If the school schedules an assembly, book fair, or other activity using the multi-purpose room, PE must be held outside. That works most of the time, but if the weather doesn’t cooperate, PE is taught in the regular classroom.
There is also no space for indoor recess, which students spend at their desks reading or playing games. This leads to behavioral problems because the kids have not had a chance to get any energy out.
Small group work and tutoring is conducted on stairwell landings and in hallways with all of the distractions of students and staff walking by.
Integrating technology into the classroom has its own challenges with only two outlets in each classroom.
With so many classrooms outside of the main building, valuable time is taken away from instruction while kids get in and out of coats.
With no cafeteria, we must staff all 31 classrooms during lunch and we frequently must get substitutes to cover classes to allow for teacher planning time.
Due to the limited size of the multi-purpose room, school assemblies have to be split in half because the entire student body cannot all fit in the room at the same time. Many times an assembly can’t be repeated, so some students miss out.
When the Murch modernization was delayed, we were told that schools all over the city had problems, many worse than ours. It turns out most of the people saying that had never been inside Murch, and certainly not recently. But anyone who has visited Murch, particularly in the past several years, knows that current situation is not sustainable.
Many school communities have concerns about their facilities. The District neglected its school buildings for far too long, creating needs across the city that could not be met all at once.
DCPS needs to set rational criteria on which to base modernization priorities and, equally important, needs to be able to share data to defend the choices made. That would create a more open process with greater accountability.
Under the current process, no one has taken responsibility for the decisions that have been made. The Murch Community has been told that it is a joint decision between DCPS, DGS, and the DME. As a school, we also have been told that it is difficult for those agencies, particularly DCPS, to advocate for one school over another. But someone is picking. If not DCPS, then who? And based on what?
I submit that two questions should be asked as a starting point for making more rational, less political, decisions on which schools should be modernized as a priority. First, does the facility create health and safety risks for students and staff?
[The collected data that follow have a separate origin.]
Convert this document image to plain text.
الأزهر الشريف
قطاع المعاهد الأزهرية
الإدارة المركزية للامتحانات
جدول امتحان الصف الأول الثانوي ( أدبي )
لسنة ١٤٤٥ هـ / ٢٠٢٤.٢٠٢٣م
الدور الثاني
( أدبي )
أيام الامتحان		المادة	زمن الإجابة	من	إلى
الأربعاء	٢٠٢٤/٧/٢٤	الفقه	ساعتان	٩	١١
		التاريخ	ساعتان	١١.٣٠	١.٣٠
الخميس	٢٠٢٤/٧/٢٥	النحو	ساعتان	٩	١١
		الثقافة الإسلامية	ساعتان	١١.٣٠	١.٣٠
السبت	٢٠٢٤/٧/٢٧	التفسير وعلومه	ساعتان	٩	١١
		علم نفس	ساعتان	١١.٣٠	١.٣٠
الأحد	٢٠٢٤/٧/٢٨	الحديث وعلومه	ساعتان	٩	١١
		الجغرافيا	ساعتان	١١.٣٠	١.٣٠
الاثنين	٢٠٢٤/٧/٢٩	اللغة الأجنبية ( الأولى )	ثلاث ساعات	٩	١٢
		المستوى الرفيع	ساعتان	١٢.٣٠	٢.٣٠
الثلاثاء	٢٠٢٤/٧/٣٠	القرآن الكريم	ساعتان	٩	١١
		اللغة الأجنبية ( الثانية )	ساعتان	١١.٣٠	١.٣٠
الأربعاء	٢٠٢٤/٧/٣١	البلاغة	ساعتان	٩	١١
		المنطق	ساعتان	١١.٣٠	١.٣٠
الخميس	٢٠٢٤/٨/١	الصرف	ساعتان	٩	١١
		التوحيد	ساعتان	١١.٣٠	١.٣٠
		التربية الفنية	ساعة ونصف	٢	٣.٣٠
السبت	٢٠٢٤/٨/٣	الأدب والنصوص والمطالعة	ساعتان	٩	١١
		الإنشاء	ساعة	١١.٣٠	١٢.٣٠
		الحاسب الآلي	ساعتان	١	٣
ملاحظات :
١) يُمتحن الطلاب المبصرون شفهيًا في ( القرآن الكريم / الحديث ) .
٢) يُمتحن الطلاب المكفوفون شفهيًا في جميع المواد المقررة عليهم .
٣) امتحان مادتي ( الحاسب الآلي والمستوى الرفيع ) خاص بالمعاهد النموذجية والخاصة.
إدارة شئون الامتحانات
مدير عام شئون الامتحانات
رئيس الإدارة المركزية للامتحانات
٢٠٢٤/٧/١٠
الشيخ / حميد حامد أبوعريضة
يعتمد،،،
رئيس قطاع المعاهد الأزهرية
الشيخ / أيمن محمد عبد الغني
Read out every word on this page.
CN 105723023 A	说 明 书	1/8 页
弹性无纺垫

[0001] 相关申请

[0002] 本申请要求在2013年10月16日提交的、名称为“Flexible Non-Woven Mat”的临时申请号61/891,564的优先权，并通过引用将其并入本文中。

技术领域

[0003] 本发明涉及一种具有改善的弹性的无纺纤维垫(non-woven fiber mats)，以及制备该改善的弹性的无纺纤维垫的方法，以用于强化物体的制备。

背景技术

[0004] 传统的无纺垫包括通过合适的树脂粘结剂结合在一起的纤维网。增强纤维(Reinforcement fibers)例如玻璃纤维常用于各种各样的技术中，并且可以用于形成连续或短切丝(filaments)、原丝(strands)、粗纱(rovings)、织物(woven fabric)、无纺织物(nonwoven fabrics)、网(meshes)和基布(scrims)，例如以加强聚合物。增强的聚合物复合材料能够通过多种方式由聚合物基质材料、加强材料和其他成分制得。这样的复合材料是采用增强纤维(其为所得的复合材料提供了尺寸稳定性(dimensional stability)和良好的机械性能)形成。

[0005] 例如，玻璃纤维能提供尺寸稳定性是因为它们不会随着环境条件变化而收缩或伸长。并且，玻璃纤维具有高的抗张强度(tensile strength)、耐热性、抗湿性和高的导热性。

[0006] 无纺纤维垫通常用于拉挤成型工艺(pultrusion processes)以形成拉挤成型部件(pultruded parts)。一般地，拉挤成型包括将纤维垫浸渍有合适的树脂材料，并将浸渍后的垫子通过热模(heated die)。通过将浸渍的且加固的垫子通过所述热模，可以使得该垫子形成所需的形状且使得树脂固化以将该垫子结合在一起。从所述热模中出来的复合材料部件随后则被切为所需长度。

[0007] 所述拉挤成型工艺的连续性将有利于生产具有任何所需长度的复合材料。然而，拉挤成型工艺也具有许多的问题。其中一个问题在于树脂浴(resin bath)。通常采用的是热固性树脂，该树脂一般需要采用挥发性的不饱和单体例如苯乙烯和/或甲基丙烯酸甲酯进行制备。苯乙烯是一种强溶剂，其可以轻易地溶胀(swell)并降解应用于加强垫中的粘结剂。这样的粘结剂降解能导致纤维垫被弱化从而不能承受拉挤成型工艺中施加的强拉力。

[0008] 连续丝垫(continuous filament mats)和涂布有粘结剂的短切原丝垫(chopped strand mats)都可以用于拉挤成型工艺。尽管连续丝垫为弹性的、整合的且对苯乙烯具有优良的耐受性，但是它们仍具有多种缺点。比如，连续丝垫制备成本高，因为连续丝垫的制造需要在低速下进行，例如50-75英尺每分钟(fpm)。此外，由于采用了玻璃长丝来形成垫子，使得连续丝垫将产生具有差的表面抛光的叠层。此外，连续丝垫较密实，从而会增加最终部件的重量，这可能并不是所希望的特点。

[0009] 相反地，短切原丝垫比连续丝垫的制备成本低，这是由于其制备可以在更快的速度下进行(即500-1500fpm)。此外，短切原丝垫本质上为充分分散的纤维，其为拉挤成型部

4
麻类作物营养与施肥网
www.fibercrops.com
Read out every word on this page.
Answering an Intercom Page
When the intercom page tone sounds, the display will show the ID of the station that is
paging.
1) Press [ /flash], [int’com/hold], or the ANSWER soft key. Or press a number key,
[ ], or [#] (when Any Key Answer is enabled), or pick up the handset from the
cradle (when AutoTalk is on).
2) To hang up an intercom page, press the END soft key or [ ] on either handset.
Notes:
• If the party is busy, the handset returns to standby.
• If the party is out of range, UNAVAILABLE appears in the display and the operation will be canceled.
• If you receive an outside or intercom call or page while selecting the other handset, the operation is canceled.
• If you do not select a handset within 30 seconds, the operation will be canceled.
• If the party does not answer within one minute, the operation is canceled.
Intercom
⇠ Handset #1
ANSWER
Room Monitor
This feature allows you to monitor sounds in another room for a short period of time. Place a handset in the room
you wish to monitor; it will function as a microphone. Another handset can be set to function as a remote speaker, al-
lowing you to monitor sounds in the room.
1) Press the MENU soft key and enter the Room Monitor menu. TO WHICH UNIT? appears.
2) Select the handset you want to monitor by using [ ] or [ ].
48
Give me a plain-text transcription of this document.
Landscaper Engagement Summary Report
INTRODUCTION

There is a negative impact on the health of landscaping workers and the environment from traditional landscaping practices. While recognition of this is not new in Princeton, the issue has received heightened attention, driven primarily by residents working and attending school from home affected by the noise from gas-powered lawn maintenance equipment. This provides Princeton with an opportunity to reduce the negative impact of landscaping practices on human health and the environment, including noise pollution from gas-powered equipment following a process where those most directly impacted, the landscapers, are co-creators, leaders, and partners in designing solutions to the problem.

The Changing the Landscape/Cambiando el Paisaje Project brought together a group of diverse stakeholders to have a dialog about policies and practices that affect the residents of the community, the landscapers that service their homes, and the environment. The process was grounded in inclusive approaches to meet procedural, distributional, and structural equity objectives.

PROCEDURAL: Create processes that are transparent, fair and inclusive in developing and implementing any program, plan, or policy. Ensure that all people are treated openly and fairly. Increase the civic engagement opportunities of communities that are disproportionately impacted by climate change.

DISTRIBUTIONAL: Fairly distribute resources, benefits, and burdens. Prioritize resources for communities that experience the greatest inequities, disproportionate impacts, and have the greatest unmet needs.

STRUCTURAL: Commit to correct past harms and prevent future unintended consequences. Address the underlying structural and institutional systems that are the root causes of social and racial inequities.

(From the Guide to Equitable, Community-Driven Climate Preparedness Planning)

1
Second, does the facility directly and negatively impact teaching and learning? Without asking these basic, threshold questions, the scarce resources available for construction can be allocated based on politics, geography, or concerns not directly related to the actual state of the school facility.
We all know that a new, modern facility can be seen as a tempting way to boost a struggling school. While at a school like Murch, student test scores don’t show the need.
The teachers and staff at Murch have done a tremendous job of managing to provide education in spite of the challenges presented by the facility. But, I’m not sure how much longer this can be sustained. And imagine what they could do without these unnecessary challenges.